Wednesday, March 16, 2011

Film Review: <em>Thank You for Smoking</em>



Thank You for Smoking is a delightfully snarky little film that takes a jaundiced eye at human nature in general and Washington politics in particular. No one in the movie is entirely honorable (to say the least!), but everyone is a delight to watch.

At the center of the story is Nick Naylor, played with dead pan panache by Aaron Eckhart. Naylor is the spokesman for Big Tobacco and is honest both to himself and to us the audience about what he does. His job is to defend an industry that kills twelve hundred people a day. Next to him, most of the great killers of world history are mere pikers.

Yet, he does his job so well that in one of the first scenes, on a TV talk show where he is outnumbered about four to one by anti tobacco guests and where the audience is about ready to get a rope and string him up, he manages to get most of the folks over to his point of view. Even the dying cancer kid guest shakes his hand.

Naylor’s arch enemy is a Senator from Vermont, the pompous, self absorbed Ortolan K. Finistirre, played by one of the great character actors of our age, William H. Macy. While the good Senator is supposed to be one of the “good guys”, he comes across as a bit of an ass.

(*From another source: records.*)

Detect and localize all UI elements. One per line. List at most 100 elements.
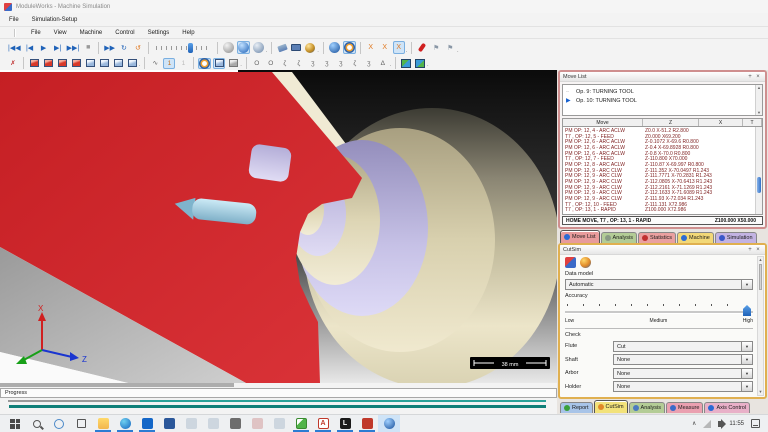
fixture-cube-icon[interactable] xyxy=(227,58,239,69)
column-z[interactable]: Z xyxy=(643,119,699,126)
tab-measure[interactable]: Measure xyxy=(666,402,704,413)
geometry-circle2-button[interactable]: O xyxy=(265,58,277,69)
speed-slider[interactable] xyxy=(155,42,210,53)
viewport-3d[interactable]: X Z 38 mm xyxy=(0,70,560,388)
red-app-icon[interactable] xyxy=(356,415,378,432)
chevron-down-icon[interactable]: ▼ xyxy=(741,341,752,351)
dropdown-dot-icon[interactable]: . xyxy=(266,48,267,54)
scrollbar-thumb[interactable] xyxy=(757,177,761,194)
arbor-dropdown[interactable]: None ▼ xyxy=(613,367,753,379)
render-wire-icon[interactable] xyxy=(252,41,265,54)
move-row[interactable]: T7 , OP: 13, 1 - RAPID Z100.000 X72.986 xyxy=(565,207,754,213)
collision-check-3-button[interactable]: X xyxy=(392,41,405,54)
app-dim-2-icon[interactable] xyxy=(202,415,224,432)
calculator-icon[interactable] xyxy=(224,415,246,432)
chevron-down-icon[interactable]: ▼ xyxy=(741,355,752,364)
loop-button[interactable]: ↻ xyxy=(118,41,130,54)
app-dim-3-icon[interactable] xyxy=(268,415,290,432)
tab-analysis[interactable]: Analysis xyxy=(628,402,666,413)
view-cube-left-icon[interactable] xyxy=(56,58,68,69)
flag-1-button[interactable]: ⚑ xyxy=(430,41,442,54)
tray-expand-icon[interactable]: ∧ xyxy=(692,420,696,427)
collision-check-1-button[interactable]: X xyxy=(365,41,377,54)
autocad-icon[interactable]: A xyxy=(312,415,334,432)
chevron-down-icon[interactable]: ▼ xyxy=(741,382,752,391)
geometry-curve3-button[interactable]: ʒ xyxy=(307,58,319,69)
menu-file[interactable]: File xyxy=(9,17,19,23)
flag-2-button[interactable]: ⚑ xyxy=(444,41,456,54)
menu-file[interactable]: File xyxy=(31,30,41,36)
scroll-down-icon[interactable]: ▼ xyxy=(757,110,761,115)
tab-report[interactable]: Report xyxy=(560,402,593,413)
render-sphere-icon[interactable] xyxy=(222,41,235,54)
moduleworks-icon[interactable] xyxy=(378,415,400,432)
render-shaded-icon[interactable] xyxy=(236,41,250,54)
operation-item[interactable]: ▶ Op. 10: TURNING TOOL xyxy=(566,96,754,105)
menu-settings[interactable]: Settings xyxy=(148,30,170,36)
operation-tree[interactable]: ┄ Op. 9: TURNING TOOL ▶ Op. 10: TURNING TOO… xyxy=(562,84,763,116)
dropdown-dot-icon[interactable]: . xyxy=(457,48,458,54)
dropdown-dot-icon[interactable]: . xyxy=(406,48,407,54)
view-cube-iso-icon[interactable] xyxy=(112,58,124,69)
menu-control[interactable]: Control xyxy=(115,30,134,36)
tool-display-button[interactable]: 1 xyxy=(163,57,176,69)
stock-sphere-icon[interactable] xyxy=(198,57,212,69)
go-to-end-button[interactable]: ▶▶| xyxy=(66,41,81,54)
move-table-scrollbar[interactable] xyxy=(755,127,762,214)
scroll-down-icon[interactable]: ▼ xyxy=(758,389,763,395)
dropdown-dot-icon[interactable]: . xyxy=(427,62,428,68)
task-view-button[interactable] xyxy=(70,415,92,432)
tag-tool-icon[interactable] xyxy=(276,41,288,54)
operation-item[interactable]: ┄ Op. 9: TURNING TOOL xyxy=(566,87,754,96)
slider-handle[interactable] xyxy=(743,305,751,316)
geometry-poly-button[interactable]: Δ xyxy=(377,58,389,69)
geometry-curve5-button[interactable]: ʒ xyxy=(335,58,347,69)
network-icon[interactable] xyxy=(703,419,712,428)
cutsim-settings-icon[interactable] xyxy=(580,257,591,268)
edge-icon[interactable] xyxy=(114,415,136,432)
data-model-dropdown[interactable]: Automatic ▼ xyxy=(565,279,753,290)
fast-forward-button[interactable]: ▶▶ xyxy=(103,41,116,54)
terrain-add-icon[interactable] xyxy=(400,58,412,69)
home-move-row[interactable]: HOME MOVE, T7 , OP: 13, 1 - RAPID Z100.0… xyxy=(562,216,763,225)
column-t[interactable]: T xyxy=(743,119,762,126)
step-forward-button[interactable]: ▶| xyxy=(52,41,64,54)
geometry-curve2-button[interactable]: ζ xyxy=(293,58,305,69)
stop-button[interactable]: ■ xyxy=(82,41,94,54)
label-tool-icon[interactable] xyxy=(290,41,302,54)
pin-marker-icon[interactable] xyxy=(416,41,428,54)
tab-move-list[interactable]: Move List xyxy=(560,230,600,243)
toolpath-trace-button[interactable]: ∿ xyxy=(149,58,161,69)
tree-scrollbar[interactable]: ▲ ▼ xyxy=(755,85,762,115)
view-cube-back-icon[interactable] xyxy=(42,58,54,69)
view-cube-front-icon[interactable] xyxy=(28,58,40,69)
dropdown-dot-icon[interactable]: . xyxy=(317,48,318,54)
scroll-up-icon[interactable]: ▲ xyxy=(758,257,763,263)
view-cube-iso2-icon[interactable] xyxy=(126,58,138,69)
pin-icon[interactable]: + xyxy=(746,247,754,253)
globe-view-icon[interactable] xyxy=(328,41,341,54)
tab-cutsim[interactable]: CutSim xyxy=(593,400,628,413)
tab-statistics[interactable]: Statistics xyxy=(638,232,677,243)
geometry-curve4-button[interactable]: ʒ xyxy=(321,58,333,69)
app-dim-red-icon[interactable] xyxy=(246,415,268,432)
scrollbar-thumb[interactable] xyxy=(759,264,762,290)
geometry-circle-button[interactable]: O xyxy=(251,58,263,69)
close-icon[interactable]: × xyxy=(754,247,762,253)
tab-machine[interactable]: Machine xyxy=(677,232,714,243)
dropdown-dot-icon[interactable]: . xyxy=(390,62,391,68)
accuracy-slider[interactable] xyxy=(565,302,753,316)
dropdown-dot-icon[interactable]: . xyxy=(139,62,140,68)
wrench-tool-icon[interactable] xyxy=(304,41,316,54)
terrain-view-icon[interactable] xyxy=(414,58,426,69)
nx-icon[interactable] xyxy=(290,415,312,432)
geometry-curve6-button[interactable]: ζ xyxy=(349,58,361,69)
stock-cube-icon[interactable] xyxy=(213,57,226,69)
chevron-down-icon[interactable]: ▼ xyxy=(741,368,752,378)
l-app-icon[interactable]: L xyxy=(334,415,356,432)
view-cube-bottom-icon[interactable] xyxy=(98,58,110,69)
speaker-icon[interactable] xyxy=(718,418,727,429)
cortana-button[interactable] xyxy=(48,415,70,432)
scroll-up-icon[interactable]: ▲ xyxy=(757,85,761,90)
column-move[interactable]: Move xyxy=(563,119,643,126)
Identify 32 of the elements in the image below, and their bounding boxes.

Naylor’s other enemy, though at first he doesn’t know it at first, is the spunky and ambitious reporter Heather Holloway, played by Katie Holmes. The reason Naylor doesn’t know that Holloway is a threat is that she is rogering him silly while extracting all of his secrets for the big expose article she is writing.

Naylor comforts himself from the woes of his chosen profession with a weekly lunch with the two other “merchants of death.” They are Polly Bailey who speaks for big alcohol, played by Mario Bello, and Bobby Jay Bliss, a good old boy who spins for big firearms, played by David Koechner.

While Senator Finistirre plots to stick it to Naylor’s employers by forcing them to display a skull and crossbones on every pack of cigarettes and while Ms. Holloway plots his downfall, Naylor travels about doing the work of the devil (in the form of  Doak 'The Captain' Boykin, played by Robert Duvall.) He is accompanied by his son, Joey, played by Cameron Bright, who seems to have started a career playing forty year olds in the bodies of children. Joey seems overly fascinated and proud about what his father doesn. We can see that already Naylor is mentoring the next generation of spinmeisters.

Along the way, Naylor attempts to bribe a Marlborough Man, played by Sam Elliot, who is dying of cancer and is one of big tobaccos enemies.  Then it’s off to Hollywood to see if he can get smoking back into the movies, the better to make it seem sexy and cool.

While the film does highlight the absurdity of the characters and the situations they get into, it is never vicious. Nick Naylor is just trying to pay the mortgage the best way he knows how. “Michael Jordan plays basketball. Charles Manson kills people. I talk.” And it’s not as if he’s holding a gun to anyone’s head, forcing them to take up cigarettes. No matter how good a sultan of spin Naylor is, it is still a matter of personal choice.

Thank You for Smoking is based on the satirical novel by Christopher Buckley, the son of the famous conservative pundit William F. Buckley.  It comes highly recommended for anyone who likes their comedy sharp and witty.